Andrew: Yeah. You know, that's a really salient point, what you're talking about is don't be afraid to refer on if you don't think you're getting anywhere. It's not bad to have another set of eyes to look at what you think is, what you're seeing even.
Natalie: Yes, totally. And I think, particularly for me who nowadays tends to see a lot of similar patients all the time, I find it really helpful to discuss, obviously confidentially, but discuss people's cases with other practitioners or refer on. Because I don't think that I'm perfect, I don't think I know all the answers. And I think even just in sharing a case, sometimes you're like, "Oh, yeah. Forgot about that." And I think, if you feel...like there's no shame in that. As a practitioner, there's no shame in not having all of the answers or missing something, like we all miss something here and there. And I think the more you feel okay to discuss cases or refer on, the more you learn. And then you won't miss that thing next time because it's now on your radar.
And I'm really passionate about that and passionate about not putting anyone on a pedestal but just recognising that we all have different perspectives and different ways of thinking and questioning and different experience. And the more we work together, the better it is for the patient. And that's really what all of us want at the end of the day.
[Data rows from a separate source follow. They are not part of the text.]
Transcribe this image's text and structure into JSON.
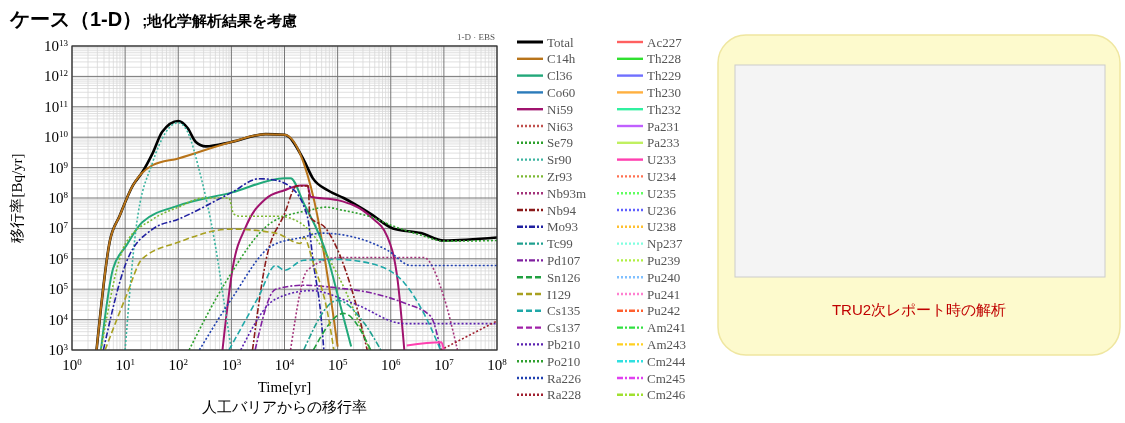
{
  "chart_data": [
    {
      "type": "line",
      "title": "ケース（1-D）",
      "subtitle": ";地化学解析結果を考慮",
      "xlabel": "Time[yr]",
      "ylabel": "移行率[Bq/yr]",
      "annotations": [
        "1-D · EBS",
        "人工バリアからの移行率"
      ],
      "log": "xy",
      "grid": true,
      "legend": "right",
      "xlim": [
        1,
        100000000
      ],
      "ylim": [
        1000,
        10000000000000
      ],
      "xticks": [
        {
          "value": 1,
          "label": "10$^{0}$"
        },
        {
          "value": 10,
          "label": "10$^{1}$"
        },
        {
          "value": 100,
          "label": "10$^{2}$"
        },
        {
          "value": 1000,
          "label": "10$^{3}$"
        },
        {
          "value": 10000,
          "label": "10$^{4}$"
        },
        {
          "value": 100000,
          "label": "10$^{5}$"
        },
        {
          "value": 1000000,
          "label": "10$^{6}$"
        },
        {
          "value": 10000000,
          "label": "10$^{7}$"
        },
        {
          "value": 100000000,
          "label": "10$^{8}$"
        }
      ],
      "yticks": [
        {
          "value": 1000,
          "label": "10$^{3}$"
        },
        {
          "value": 10000,
          "label": "10$^{4}$"
        },
        {
          "value": 100000,
          "label": "10$^{5}$"
        },
        {
          "value": 1000000,
          "label": "10$^{6}$"
        },
        {
          "value": 10000000,
          "label": "10$^{7}$"
        },
        {
          "value": 100000000,
          "label": "10$^{8}$"
        },
        {
          "value": 1000000000,
          "label": "10$^{9}$"
        },
        {
          "value": 10000000000,
          "label": "10$^{10}$"
        },
        {
          "value": 100000000000,
          "label": "10$^{11}$"
        },
        {
          "value": 1000000000000,
          "label": "10$^{12}$"
        },
        {
          "value": 10000000000000,
          "label": "10$^{13}$"
        }
      ],
      "series": [
        {
          "name": "Total",
          "color": "#000000",
          "line_style": "solid",
          "x": [
            2.9,
            5.1,
            7.9,
            14,
            21,
            33,
            50,
            100,
            150,
            214,
            330,
            1000,
            4400,
            10000,
            23000,
            34000,
            65000,
            130000,
            420000,
            1100000,
            3700000,
            10000000,
            100000000
          ],
          "values": [
            1000,
            3500000,
            26000000,
            260000000,
            700000000,
            3000000000,
            15000000000,
            34000000000,
            20000000000,
            7000000000,
            5000000000,
            7000000000,
            12600000000,
            12000000000,
            1800000000,
            450000000,
            180000000,
            100000000,
            30000000,
            10000000,
            7000000,
            4000000,
            5000000
          ]
        },
        {
          "name": "C14h",
          "color": "#b8741a",
          "line_style": "solid",
          "x": [
            2.9,
            5.1,
            7.9,
            14,
            33,
            100,
            1000,
            4400,
            10000,
            23000,
            42000,
            65000,
            100000
          ],
          "values": [
            1000,
            3500000,
            26000000,
            260000000,
            1200000000,
            2000000000,
            7000000000,
            12600000000,
            12000000000,
            1400000000,
            24000000,
            250000,
            1300
          ]
        },
        {
          "name": "Cl36",
          "color": "#22a87a",
          "line_style": "solid",
          "x": [
            3.5,
            5.9,
            10.5,
            21,
            100,
            1000,
            10000,
            13000,
            23000,
            65000,
            110000,
            180000
          ],
          "values": [
            1000,
            460000,
            2700000,
            16000000,
            56000000,
            150000000,
            450000000,
            450000000,
            68000000,
            1100000,
            34000,
            1300
          ]
        },
        {
          "name": "Co60",
          "color": "#2b7bba",
          "line_style": "solid"
        },
        {
          "name": "Ni59",
          "color": "#a0136e",
          "line_style": "solid",
          "x": [
            680,
            1050,
            1900,
            4400,
            10000,
            20000,
            27000,
            31000,
            100000,
            420000,
            870000,
            1350000,
            1800000
          ],
          "values": [
            1000,
            460000,
            12000000,
            93000000,
            180000000,
            260000000,
            260000000,
            110000000,
            85000000,
            24000000,
            5200000,
            190000,
            1000
          ]
        },
        {
          "name": "Ni63",
          "color": "#c0504d",
          "line_style": "dotted"
        },
        {
          "name": "Se79",
          "color": "#2ca02c",
          "line_style": "dotted",
          "x": [
            160,
            780,
            5800,
            30000,
            60000,
            120000,
            420000,
            1100000,
            3700000,
            10000000,
            100000000
          ],
          "values": [
            1000,
            170000,
            16000000,
            40000000,
            50000000,
            40000000,
            24000000,
            12000000,
            6000000,
            3800000,
            4000000
          ]
        },
        {
          "name": "Sr90",
          "color": "#3cb4a0",
          "line_style": "dotted",
          "x": [
            10,
            16,
            33,
            100,
            150,
            245,
            500,
            780,
            1000
          ],
          "values": [
            1000,
            9500000,
            1500000000,
            30000000000,
            15000000000,
            900000000,
            2700000,
            17000,
            1000
          ]
        },
        {
          "name": "Zr93",
          "color": "#7cb832",
          "line_style": "dotted",
          "x": [
            3.5,
            10,
            33,
            100,
            300,
            900,
            1100,
            1500,
            8000,
            20000,
            100000,
            400000
          ],
          "values": [
            1000,
            3000000,
            20000000,
            50000000,
            100000000,
            100000000,
            30000000,
            25000000,
            25000000,
            15000000,
            300000,
            1000
          ]
        },
        {
          "name": "Nb93m",
          "color": "#a3337a",
          "line_style": "dotted",
          "x": [
            13000,
            27000,
            100000,
            4200000,
            10000000,
            18000000
          ],
          "values": [
            1000,
            420000,
            1100000,
            1100000,
            55000,
            1000
          ]
        },
        {
          "name": "Nb94",
          "color": "#8b1a1a",
          "line_style": "dashdot",
          "x": [
            2500,
            4400,
            10000,
            17000,
            28000,
            30000,
            60000,
            200000,
            360000
          ],
          "values": [
            1000,
            760000,
            30000000,
            250000000,
            250000000,
            24000000,
            10000000,
            60000,
            1000
          ]
        },
        {
          "name": "Mo93",
          "color": "#2020a0",
          "line_style": "dashdot",
          "x": [
            3.9,
            10.5,
            33,
            100,
            1000,
            3300,
            6000,
            13000,
            27000,
            35000,
            48000,
            55000
          ],
          "values": [
            1000,
            760000,
            9500000,
            20000000,
            150000000,
            430000000,
            400000000,
            230000000,
            24000000,
            700000,
            16000,
            1000
          ]
        },
        {
          "name": "Tc99",
          "color": "#20a090",
          "line_style": "dashdot",
          "x": [
            23000,
            100000,
            320000,
            650000
          ],
          "values": [
            1000,
            43000,
            7400,
            1000
          ]
        },
        {
          "name": "Pd107",
          "color": "#8020a0",
          "line_style": "dashdot",
          "x": [
            2800,
            6800,
            23000,
            100000,
            420000,
            1800000,
            5600000,
            8700000
          ],
          "values": [
            1000,
            100000,
            135000,
            110000,
            76000,
            35000,
            13000,
            1000
          ]
        },
        {
          "name": "Sn126",
          "color": "#20a040",
          "line_style": "dashed",
          "x": [
            35000,
            130000,
            420000
          ],
          "values": [
            1000,
            16000,
            1000
          ]
        },
        {
          "name": "I129",
          "color": "#a8a020",
          "line_style": "dashed",
          "x": [
            4.2,
            10.5,
            21,
            100,
            1000,
            6800,
            20000,
            23000,
            35000,
            65000,
            85000
          ],
          "values": [
            1000,
            60000,
            1000000,
            3500000,
            9500000,
            7000000,
            3200000,
            5200000,
            700000,
            16000,
            1000
          ]
        },
        {
          "name": "Cs135",
          "color": "#20a8a8",
          "line_style": "dashed",
          "x": [
            900,
            3300,
            6800,
            10000,
            23000,
            100000,
            420000,
            1800000,
            4200000,
            8700000
          ],
          "values": [
            1000,
            60000,
            600000,
            420000,
            900000,
            950000,
            700000,
            160000,
            16000,
            1000
          ]
        },
        {
          "name": "Cs137",
          "color": "#a020a8",
          "line_style": "dashed"
        },
        {
          "name": "Pb210",
          "color": "#5a20b0",
          "line_style": "dotted",
          "x": [
            1500,
            6800,
            32000,
            200000,
            1800000,
            100000000
          ],
          "values": [
            1000,
            47000,
            90000,
            34000,
            7400,
            7400
          ]
        },
        {
          "name": "Po210",
          "color": "#30a030",
          "line_style": "dotted"
        },
        {
          "name": "Ra226",
          "color": "#2040b0",
          "line_style": "dotted",
          "x": [
            250,
            1000,
            5800,
            23000,
            48000,
            200000,
            870000,
            2400000,
            100000000
          ],
          "values": [
            1000,
            47000,
            2700000,
            5200000,
            7000000,
            5200000,
            1900000,
            600000,
            600000
          ]
        },
        {
          "name": "Ra228",
          "color": "#a02030",
          "line_style": "dotted",
          "x": [
            8700000,
            100000000
          ],
          "values": [
            1000,
            9000
          ]
        },
        {
          "name": "Ac227",
          "color": "#ff6060",
          "line_style": "solid"
        },
        {
          "name": "Th228",
          "color": "#30e030",
          "line_style": "solid"
        },
        {
          "name": "Th229",
          "color": "#7070ff",
          "line_style": "solid"
        },
        {
          "name": "Th230",
          "color": "#ffb040",
          "line_style": "solid"
        },
        {
          "name": "Th232",
          "color": "#30f0a0",
          "line_style": "solid"
        },
        {
          "name": "Pa231",
          "color": "#c060ff",
          "line_style": "solid"
        },
        {
          "name": "Pa233",
          "color": "#c0f060",
          "line_style": "solid"
        },
        {
          "name": "U233",
          "color": "#ff40b0",
          "line_style": "solid",
          "x": [
            2000000,
            9000000,
            10000000
          ],
          "values": [
            1400,
            1800,
            1000
          ]
        },
        {
          "name": "U234",
          "color": "#ff7050",
          "line_style": "dotted"
        },
        {
          "name": "U235",
          "color": "#60ff60",
          "line_style": "dotted"
        },
        {
          "name": "U236",
          "color": "#6060ff",
          "line_style": "dotted"
        },
        {
          "name": "U238",
          "color": "#ffc030",
          "line_style": "dotted"
        },
        {
          "name": "Np237",
          "color": "#80ffe0",
          "line_style": "dotted"
        },
        {
          "name": "Pu239",
          "color": "#b0f040",
          "line_style": "dotted"
        },
        {
          "name": "Pu240",
          "color": "#80c0ff",
          "line_style": "dotted"
        },
        {
          "name": "Pu241",
          "color": "#ff80d0",
          "line_style": "dotted"
        },
        {
          "name": "Pu242",
          "color": "#ff6030",
          "line_style": "dashdot"
        },
        {
          "name": "Am241",
          "color": "#30e040",
          "line_style": "dashdot"
        },
        {
          "name": "Am243",
          "color": "#ffd020",
          "line_style": "dashdot"
        },
        {
          "name": "Cm244",
          "color": "#30e0e0",
          "line_style": "dashdot"
        },
        {
          "name": "Cm245",
          "color": "#e040f0",
          "line_style": "dashdot"
        },
        {
          "name": "Cm246",
          "color": "#a0e030",
          "line_style": "dashdot"
        }
      ]
    },
    {
      "type": "other",
      "annotations": [
        "TRU2次レポート時の解析"
      ]
    }
  ]
}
Andrew: Well, Natalie Douglas, it is indeed your humility and the way that you question yourself which is one of the reasons I put you up on a pedestal. You are amazing. And thank you so much for taking us through what is really very involved and requires a lot of expertise and training. But you've given us a few hints and tips today so that we can help our thyroid patients, particularly those patients with Hashimoto's.
Thanks so much for taking us through this today on FX Medicine.
Natalie: My pleasure. Thanks.
Andrew: This is FX Medicine, I'm Andrew Whitfield-Cook.